ほとんどの装置では、オーブンの壁を加熱するだけで多くの電力が無駄になってしまいます。これは大きな問題です。この問題を解決するために、私たちは金コーティングされた反射板を使用します。聞こえは高級そうですが、目的は単純です——エネルギーの無駄遣いを防ぎ、それを集中させることです。
なぜ金が重要か
一般的な石英ランプを考えてみてください。それは熱をあらゆる方向に放出します。通常のCNT製造装置では、スイッチを入れた瞬間から、エネルギーの半分が無駄になってしまいます。
私たちは純度の高い金を使用しています。なぜなら、赤外線の98%以上を反射できるからです。これにより、ヒーターが集中したビームに変わります。焦点を絞ることで、総出力を上げずにもウェーハ上により強い熱が与えられます。つまり、重要な場所にだけ十分な熱が届くのです。
出力と熱のバランス
ここが難しい点です。迅速に熱を供給するためには高出力の装置が必要ですが、そのような高密度のエネルギーは厳しい熱負荷を生み出します。

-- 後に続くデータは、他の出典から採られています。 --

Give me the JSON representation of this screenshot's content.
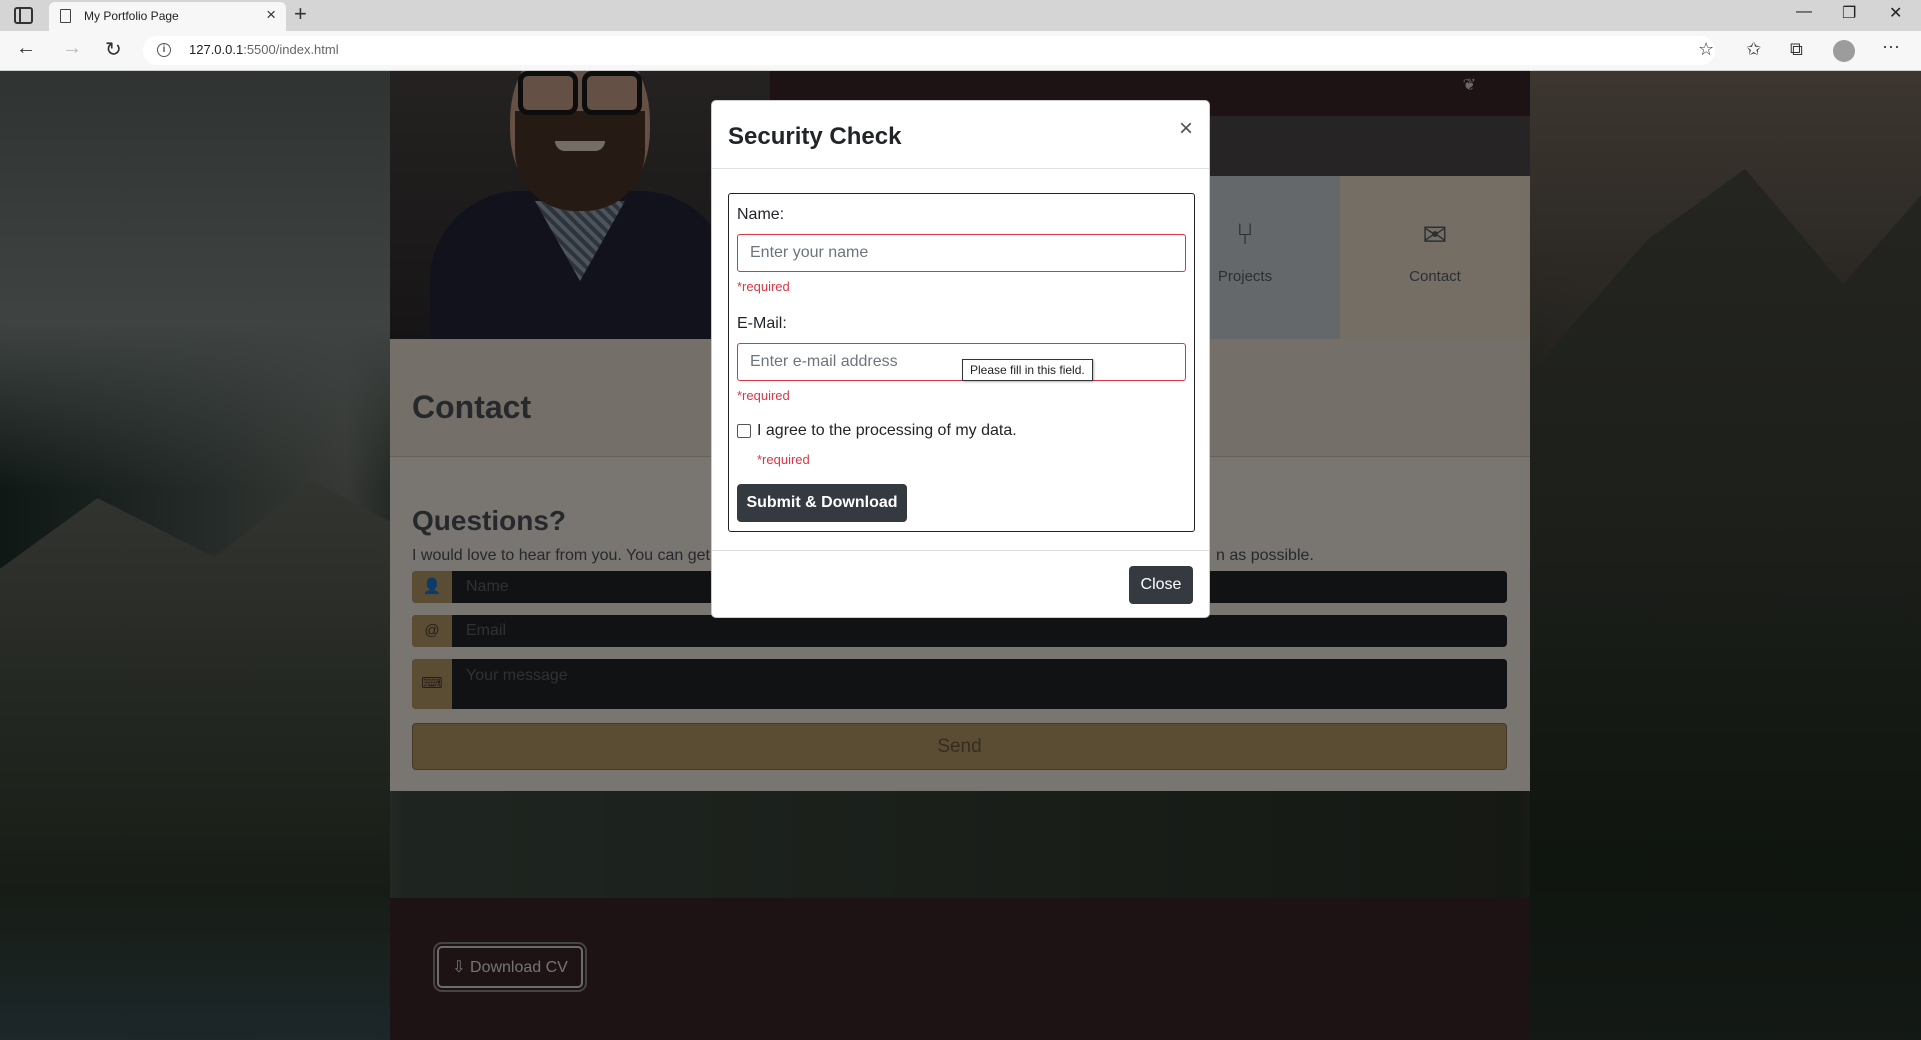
{
  "browser": {
    "tab_title": "My Portfolio Page",
    "tab_close": "×",
    "new_tab": "+",
    "url_host": "127.0.0.1",
    "url_rest": ":5500/index.html",
    "window_controls": {
      "minimize": "—",
      "restore": "❐",
      "close": "✕"
    },
    "nav": {
      "back": "←",
      "forward": "→",
      "refresh": "↻"
    },
    "toolbar_icons": [
      "favorite-add-icon",
      "favorites-icon",
      "collections-icon",
      "profile-icon",
      "more-icon"
    ],
    "more_label": "···"
  },
  "page": {
    "nav_items": [
      {
        "label": "Projects",
        "icon": "branch-icon"
      },
      {
        "label": "Contact",
        "icon": "envelope-icon"
      }
    ],
    "contact_title": "Contact",
    "questions_title": "Questions?",
    "questions_text_left": "I would love to hear from you. You can get",
    "questions_text_right": "n as possible.",
    "form": {
      "name_placeholder": "Name",
      "email_placeholder": "Email",
      "message_placeholder": "Your message",
      "email_addon": "@",
      "send_label": "Send"
    },
    "download_cv_label": "Download CV"
  },
  "modal": {
    "title": "Security Check",
    "close_x": "×",
    "name_label": "Name:",
    "name_placeholder": "Enter your name",
    "name_required": "*required",
    "email_label": "E-Mail:",
    "email_placeholder": "Enter e-mail address",
    "email_required": "*required",
    "consent_label": "I agree to the processing of my data.",
    "consent_required": "*required",
    "submit_label": "Submit & Download",
    "tooltip": "Please fill in this field.",
    "close_label": "Close"
  },
  "colors": {
    "brand_dark": "#3a2528",
    "accent_gold": "#b79a68",
    "danger": "#dc3545",
    "button_dark": "#343a40"
  }
}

高密度の配列を使用する場合、筐体の冷却システムが余分な熱に対応できるかどうかを確認する必要があります。そうでなければ、ウェーハが歪んだり、制御回路が壊れたりする可能性があります。これはバランスを取る必要がある問題です。
実際の設置方法
私たちは、既存のCVDチャンバーに簡単に取り付けられるようにこの装置を設計しました。しかし、注意点があります。金コーティングされた表面は非常に敏感です。
もし反射板に油やほこりが付着してしまうと、最初の数回の使用時に焼損してしまいます。これにより「暗い部分」が生じ、ウェーハの均一性が悪くなります。
設置時のヒント:清潔な環境で作業し、位置合わせには細心の注意を払ってください。数ミリの誤差でも焦点がずれ、ウェーハ上での成長が不均一になってしまいます。ここでは精度が最も重要です。